NDP leadership candidate Anjali Appadurai is under investigation by the party for possible breaches to the BC Election Act.
Over the weekend, Appadurai hosted an Instagram Live social media event where she appears on screen with Atiya Jaffar.
Jaffar is currently on unpaid parental leave as the digital manager at 350.org.
The perceived goal of the video was to encourage supporters to join the NDP before the Sept. 4 membership deadline to vote in the upcoming leadership race.
“It is a $10 minimum donation to join,” Appadurai said on the video.
“One of these things about joining a political party is it is not the most intuitive process. And most people won’t do it if they just see it on a screen. They need to be told by a trusted person. It is invaluable to reach out to you network.”
Then Jaffar chimed in on the social media video about helping potential members with the $10 fee.
“It is $10 to turn out. It is really nothing if you think about how much this is going to matter. It is a handful of people who will get to decide this race and who the next premier is. Message me if you need the ten dollars because I am happy to provide that to you,” Jaffar said.
Individuals are not legally allowed to pay for someone else’s membership under BC Election Act.
If Jaffar did pay for any membership it would have been a breach of the law.
Appadurai is considered a long shot in the leadership race but is one of only two people running.
In an interview Thursday, Appadurai says they are cooperating with the party’s investigation.

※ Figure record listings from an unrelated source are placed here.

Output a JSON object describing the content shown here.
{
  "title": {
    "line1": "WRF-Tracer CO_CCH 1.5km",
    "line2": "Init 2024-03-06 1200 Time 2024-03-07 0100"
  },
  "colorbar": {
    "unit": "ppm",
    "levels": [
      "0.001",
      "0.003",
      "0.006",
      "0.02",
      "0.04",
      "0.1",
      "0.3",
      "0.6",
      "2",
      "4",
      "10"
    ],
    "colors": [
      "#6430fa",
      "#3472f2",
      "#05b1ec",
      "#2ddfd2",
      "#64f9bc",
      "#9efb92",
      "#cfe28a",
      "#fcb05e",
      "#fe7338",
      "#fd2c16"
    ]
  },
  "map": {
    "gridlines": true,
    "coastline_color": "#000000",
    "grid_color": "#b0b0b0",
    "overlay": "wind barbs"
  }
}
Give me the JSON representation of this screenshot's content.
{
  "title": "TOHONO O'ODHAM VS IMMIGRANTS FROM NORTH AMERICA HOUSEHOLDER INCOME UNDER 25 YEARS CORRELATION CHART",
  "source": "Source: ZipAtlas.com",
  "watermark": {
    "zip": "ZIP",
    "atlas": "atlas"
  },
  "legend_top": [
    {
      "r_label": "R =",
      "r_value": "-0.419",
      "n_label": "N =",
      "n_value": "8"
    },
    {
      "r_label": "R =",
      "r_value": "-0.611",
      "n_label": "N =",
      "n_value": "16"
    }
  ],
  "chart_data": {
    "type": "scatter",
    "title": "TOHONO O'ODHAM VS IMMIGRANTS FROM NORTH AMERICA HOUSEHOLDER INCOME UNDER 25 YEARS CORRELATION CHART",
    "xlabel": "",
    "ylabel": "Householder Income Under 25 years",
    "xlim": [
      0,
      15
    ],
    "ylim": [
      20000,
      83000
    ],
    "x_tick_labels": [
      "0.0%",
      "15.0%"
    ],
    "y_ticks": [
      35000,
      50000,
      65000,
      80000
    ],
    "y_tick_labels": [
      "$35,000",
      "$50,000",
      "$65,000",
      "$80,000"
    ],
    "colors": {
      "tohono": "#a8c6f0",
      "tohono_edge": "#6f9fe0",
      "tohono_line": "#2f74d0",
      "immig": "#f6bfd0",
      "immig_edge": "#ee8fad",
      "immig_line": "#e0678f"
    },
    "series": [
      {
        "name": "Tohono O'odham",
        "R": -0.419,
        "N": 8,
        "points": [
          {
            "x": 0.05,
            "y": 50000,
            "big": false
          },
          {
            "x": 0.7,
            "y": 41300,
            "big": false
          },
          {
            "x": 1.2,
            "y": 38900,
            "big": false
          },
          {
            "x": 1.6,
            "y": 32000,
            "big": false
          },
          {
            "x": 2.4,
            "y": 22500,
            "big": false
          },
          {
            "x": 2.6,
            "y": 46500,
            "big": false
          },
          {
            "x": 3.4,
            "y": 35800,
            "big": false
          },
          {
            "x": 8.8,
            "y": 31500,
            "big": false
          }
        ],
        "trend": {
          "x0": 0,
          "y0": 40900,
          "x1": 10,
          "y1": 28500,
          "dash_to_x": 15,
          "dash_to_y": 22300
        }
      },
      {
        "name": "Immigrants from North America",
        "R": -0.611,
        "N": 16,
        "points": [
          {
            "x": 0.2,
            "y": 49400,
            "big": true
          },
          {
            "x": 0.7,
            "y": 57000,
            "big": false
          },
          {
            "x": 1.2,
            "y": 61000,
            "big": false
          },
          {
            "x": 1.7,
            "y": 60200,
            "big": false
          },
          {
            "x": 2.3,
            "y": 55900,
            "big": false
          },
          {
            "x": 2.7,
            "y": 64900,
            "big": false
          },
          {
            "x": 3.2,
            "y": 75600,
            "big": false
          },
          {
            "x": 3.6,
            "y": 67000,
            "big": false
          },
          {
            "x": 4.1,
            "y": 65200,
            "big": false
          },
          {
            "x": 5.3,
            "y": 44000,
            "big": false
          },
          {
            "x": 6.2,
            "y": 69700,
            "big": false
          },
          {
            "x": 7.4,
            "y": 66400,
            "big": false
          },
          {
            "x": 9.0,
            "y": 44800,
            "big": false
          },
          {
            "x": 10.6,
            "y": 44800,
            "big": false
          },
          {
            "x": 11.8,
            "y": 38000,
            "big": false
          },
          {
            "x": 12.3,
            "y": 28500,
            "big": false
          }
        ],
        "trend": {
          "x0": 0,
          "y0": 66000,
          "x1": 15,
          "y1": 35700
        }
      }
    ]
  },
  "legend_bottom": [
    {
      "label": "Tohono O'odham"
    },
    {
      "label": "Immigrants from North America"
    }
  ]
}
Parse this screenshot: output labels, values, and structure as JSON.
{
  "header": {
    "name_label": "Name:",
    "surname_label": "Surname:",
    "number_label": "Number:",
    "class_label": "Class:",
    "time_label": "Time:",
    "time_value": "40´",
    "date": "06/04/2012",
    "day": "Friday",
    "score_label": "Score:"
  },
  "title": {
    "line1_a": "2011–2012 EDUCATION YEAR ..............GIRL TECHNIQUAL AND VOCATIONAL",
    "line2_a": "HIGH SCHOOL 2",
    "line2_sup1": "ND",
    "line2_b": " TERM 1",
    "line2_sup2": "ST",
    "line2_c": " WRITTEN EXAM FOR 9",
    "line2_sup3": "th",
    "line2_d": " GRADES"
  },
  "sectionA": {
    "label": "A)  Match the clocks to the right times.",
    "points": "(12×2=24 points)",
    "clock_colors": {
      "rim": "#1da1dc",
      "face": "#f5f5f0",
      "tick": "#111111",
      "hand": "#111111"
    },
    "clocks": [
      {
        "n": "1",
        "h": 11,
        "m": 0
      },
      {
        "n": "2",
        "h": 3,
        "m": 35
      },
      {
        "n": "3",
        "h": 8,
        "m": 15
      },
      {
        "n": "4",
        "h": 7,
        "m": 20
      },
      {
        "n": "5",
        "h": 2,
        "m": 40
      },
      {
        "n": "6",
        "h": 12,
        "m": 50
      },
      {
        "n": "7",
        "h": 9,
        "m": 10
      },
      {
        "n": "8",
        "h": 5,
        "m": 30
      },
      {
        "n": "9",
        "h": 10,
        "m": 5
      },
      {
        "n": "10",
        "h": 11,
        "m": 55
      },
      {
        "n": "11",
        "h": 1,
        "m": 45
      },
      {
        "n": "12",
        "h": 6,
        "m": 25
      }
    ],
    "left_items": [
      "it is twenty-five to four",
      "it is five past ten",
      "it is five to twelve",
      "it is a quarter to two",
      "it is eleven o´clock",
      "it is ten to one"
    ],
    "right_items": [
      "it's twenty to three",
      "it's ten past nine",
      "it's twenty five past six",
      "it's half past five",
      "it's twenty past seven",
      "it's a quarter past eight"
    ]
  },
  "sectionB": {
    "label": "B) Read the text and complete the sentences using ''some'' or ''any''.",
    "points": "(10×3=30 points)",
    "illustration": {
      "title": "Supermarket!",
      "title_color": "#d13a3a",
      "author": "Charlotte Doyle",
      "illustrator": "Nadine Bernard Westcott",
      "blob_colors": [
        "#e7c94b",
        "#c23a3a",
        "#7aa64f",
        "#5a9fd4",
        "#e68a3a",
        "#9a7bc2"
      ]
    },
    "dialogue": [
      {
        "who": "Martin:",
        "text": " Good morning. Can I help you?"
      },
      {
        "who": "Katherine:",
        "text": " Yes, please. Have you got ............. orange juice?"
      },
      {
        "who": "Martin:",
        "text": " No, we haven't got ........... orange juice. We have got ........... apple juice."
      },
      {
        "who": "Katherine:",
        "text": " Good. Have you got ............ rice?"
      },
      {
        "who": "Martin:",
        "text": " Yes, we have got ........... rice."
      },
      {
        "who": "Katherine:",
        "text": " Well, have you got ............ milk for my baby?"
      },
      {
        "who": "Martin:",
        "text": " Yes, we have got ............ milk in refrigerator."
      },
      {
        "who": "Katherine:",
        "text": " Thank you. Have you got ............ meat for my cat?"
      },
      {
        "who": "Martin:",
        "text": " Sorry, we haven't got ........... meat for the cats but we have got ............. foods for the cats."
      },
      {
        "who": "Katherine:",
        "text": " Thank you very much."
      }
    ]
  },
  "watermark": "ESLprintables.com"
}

“I hoped on three and a half hours before the leadership cutoff with an old friend of mine,” Appadurai said on Thursday.
“During that call my friend misspoke. She was not familiar with the rules and she said she would provide free memberships which is against the act. I was distracted (by) the live nature of the call. So I didn’t clock in what happened. But afterwards when we were able to review we clarified with the team what happened and we immediately took the video down.”
Front runner David Eby has support of nearly all of the current BC NDP caucus. The party is expected to announce the new leader on Dec. 3.
John Horgan announced in June his plans to step down as premier as soon as the party found a new leader.
“These are serious allegations,” Eby said.
“I have confidence in the BC NDP to thoroughly investigate any claims of illegal or prohibited activities. I will stay focused on connecting with BC NDP members and building for the future of our party and our province.”
The party is still looking for more information from Appadurai before determining whether this is going to be passed on to Elections BC.
UBC political scientist Gerald Baier says this investigation could have a serious impact on the leadership race.
“It Is a reputational hit that this leads to. It may potentially lead to a disqualification and it is something that could come back,” Baier said.
“Organizations like 350 do have funds and they are trying to use them to influence policy.”
The BC NDP is also currently looking at the role of BC Green members and supporters on the Appadurai campaign.
Both the NDP and the Greens have clauses in their constitution forbidding members from being members of two federal or two provincial parties at the same time.
The BC NDP have asked the campaign to provide proof Michelle Sheardown is no longer a member of the Green Party and is only a NDP member.
Sheardown says she has provided NDP leadership chief electoral officer Elizabeth Cull emails showing she resigned from the Green Party before becoming a BC NDP member.
Former Green Party candidate Harrison Johnston is also working on Appadurai’s leadership campaign. Johnston also says he left the Green Party before joining the BC NDP.
Appadurai told Global News no one, to her knowledge, has joined the party to support her while also holding a membership with another party.
The party will announce the new leader on Dec. 3.